En aquella época, la casa de los Rostov estaba saturada de una atmósfera de amor, como ocurre en los hogares donde hay muchachas muy bonitas y muy jóvenes. Cada joven que entraba en la casa de los Rostov, al contemplar aquellos rostros frescos y abiertos a todas las emociones, que sonreían posiblemente a la propia felicidad, al oír la charla deshilvanada, pero siempre afectuosa, dispuesta y esperanzada, escuchando aquella mezcolanza de sonidos, bien de canto o de música, experimentaba el mismo sentimiento de predisposición para el amor y la dicha que animaba a todas las muchachas de la casa.

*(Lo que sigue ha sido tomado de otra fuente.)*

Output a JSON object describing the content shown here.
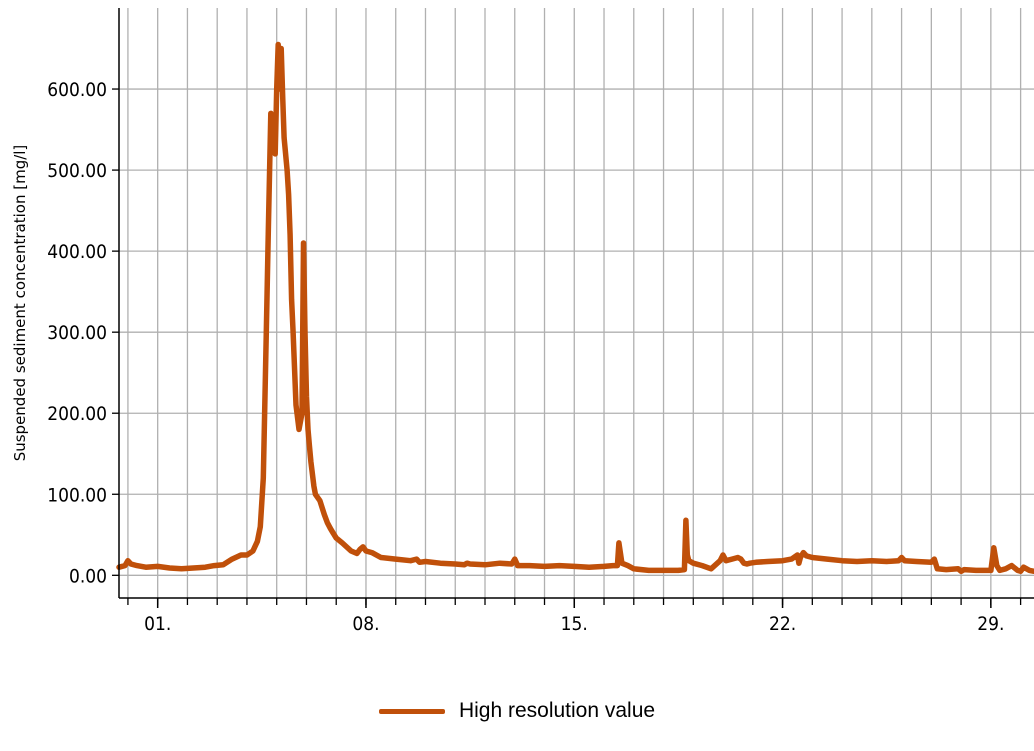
{
  "chart_data": {
    "type": "line",
    "ylabel": "Suspended sediment concentration [mg/l]",
    "xlabel": "",
    "ylim": [
      -28,
      700
    ],
    "xlim": [
      30.7,
      61.45
    ],
    "yticks": [
      0,
      100,
      200,
      300,
      400,
      500,
      600
    ],
    "ytick_labels": [
      "0.00",
      "100.00",
      "200.00",
      "300.00",
      "400.00",
      "500.00",
      "600.00"
    ],
    "xticks": [
      32,
      39,
      46,
      53,
      60
    ],
    "xtick_labels": [
      "01.",
      "08.",
      "15.",
      "22.",
      "29."
    ],
    "grid": true,
    "legend_position": "bottom-center",
    "series": [
      {
        "name": "High resolution value",
        "color": "#c0500a",
        "x": [
          30.7,
          30.9,
          31.0,
          31.1,
          31.3,
          31.6,
          32.0,
          32.4,
          32.8,
          33.2,
          33.6,
          33.9,
          34.2,
          34.5,
          34.8,
          35.0,
          35.2,
          35.35,
          35.45,
          35.55,
          35.65,
          35.72,
          35.8,
          35.88,
          35.95,
          36.0,
          36.05,
          36.1,
          36.15,
          36.2,
          36.25,
          36.3,
          36.35,
          36.4,
          36.45,
          36.5,
          36.55,
          36.65,
          36.75,
          36.85,
          36.9,
          36.95,
          37.0,
          37.05,
          37.1,
          37.15,
          37.2,
          37.25,
          37.3,
          37.45,
          37.6,
          37.7,
          37.8,
          37.9,
          38.0,
          38.2,
          38.5,
          38.7,
          38.8,
          38.9,
          39.0,
          39.2,
          39.5,
          40.0,
          40.5,
          40.7,
          40.8,
          41.0,
          41.5,
          42.0,
          42.3,
          42.4,
          42.5,
          43.0,
          43.5,
          43.9,
          44.0,
          44.1,
          44.5,
          45.0,
          45.5,
          46.0,
          46.5,
          47.0,
          47.3,
          47.45,
          47.5,
          47.6,
          47.8,
          48.0,
          48.5,
          49.0,
          49.5,
          49.7,
          49.75,
          49.8,
          49.85,
          49.9,
          50.0,
          50.3,
          50.6,
          50.9,
          51.0,
          51.1,
          51.3,
          51.5,
          51.6,
          51.7,
          51.8,
          51.9,
          52.1,
          52.5,
          53.0,
          53.3,
          53.5,
          53.55,
          53.6,
          53.7,
          53.8,
          54.0,
          54.5,
          55.0,
          55.5,
          56.0,
          56.5,
          56.9,
          57.0,
          57.1,
          57.5,
          58.0,
          58.1,
          58.2,
          58.5,
          58.9,
          59.0,
          59.1,
          59.5,
          60.0,
          60.1,
          60.2,
          60.3,
          60.5,
          60.7,
          60.9,
          61.0,
          61.1,
          61.3,
          61.45
        ],
        "y": [
          10,
          12,
          18,
          14,
          12,
          10,
          11,
          9,
          8,
          9,
          10,
          12,
          13,
          20,
          25,
          25,
          30,
          42,
          60,
          120,
          300,
          430,
          570,
          540,
          520,
          600,
          655,
          600,
          650,
          590,
          540,
          520,
          500,
          470,
          420,
          340,
          300,
          210,
          180,
          200,
          410,
          300,
          220,
          180,
          160,
          140,
          125,
          110,
          100,
          92,
          75,
          65,
          58,
          52,
          46,
          40,
          30,
          27,
          32,
          35,
          30,
          28,
          22,
          20,
          18,
          20,
          16,
          17,
          15,
          14,
          13,
          15,
          14,
          13,
          15,
          14,
          20,
          12,
          12,
          11,
          12,
          11,
          10,
          11,
          12,
          12,
          40,
          15,
          12,
          8,
          6,
          6,
          6,
          7,
          68,
          25,
          18,
          17,
          15,
          12,
          8,
          18,
          25,
          18,
          20,
          22,
          20,
          15,
          14,
          15,
          16,
          17,
          18,
          20,
          25,
          15,
          22,
          28,
          24,
          22,
          20,
          18,
          17,
          18,
          17,
          18,
          22,
          18,
          17,
          16,
          20,
          8,
          7,
          8,
          5,
          7,
          6,
          6,
          34,
          12,
          6,
          8,
          12,
          6,
          5,
          10,
          6,
          5
        ]
      }
    ]
  },
  "legend": {
    "label": "High resolution value",
    "color": "#c0500a"
  },
  "colors": {
    "grid": "#b0b0b0",
    "axis": "#000000",
    "line": "#c0500a"
  }
}
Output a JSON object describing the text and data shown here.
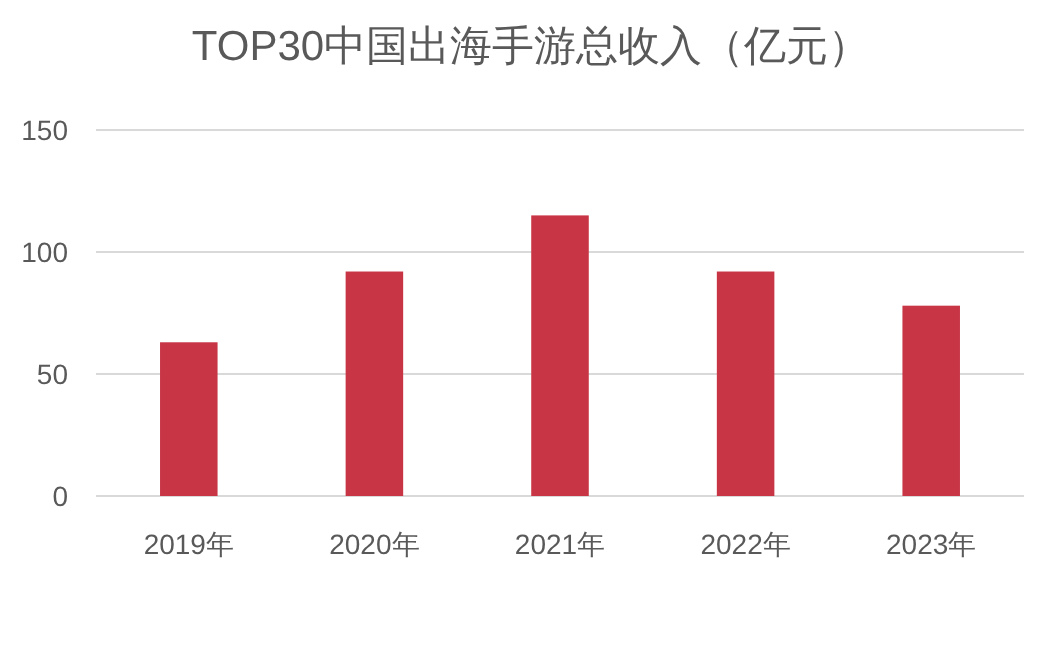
{
  "chart_data": {
    "type": "bar",
    "title": "TOP30中国出海手游总收入（亿元）",
    "categories": [
      "2019年",
      "2020年",
      "2021年",
      "2022年",
      "2023年"
    ],
    "values": [
      63,
      92,
      115,
      92,
      78
    ],
    "color": "#c83545",
    "ylim": [
      0,
      150
    ],
    "yticks": [
      0,
      50,
      100,
      150
    ],
    "grid": "y"
  }
}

Entre los jóvenes a quienes Rostov llevó a su casa, uno de los primeros fue Dólojov, que agradó a toda la familia menos a Natasha. A causa de él estuvo a punto de reñir con su hermano. Natasha insistía en que Dólojov no era bueno y que, en el duelo con Bezújov, Pierre había tenido razón sobrada y Dólojov era culpable, además de antipático y afectado.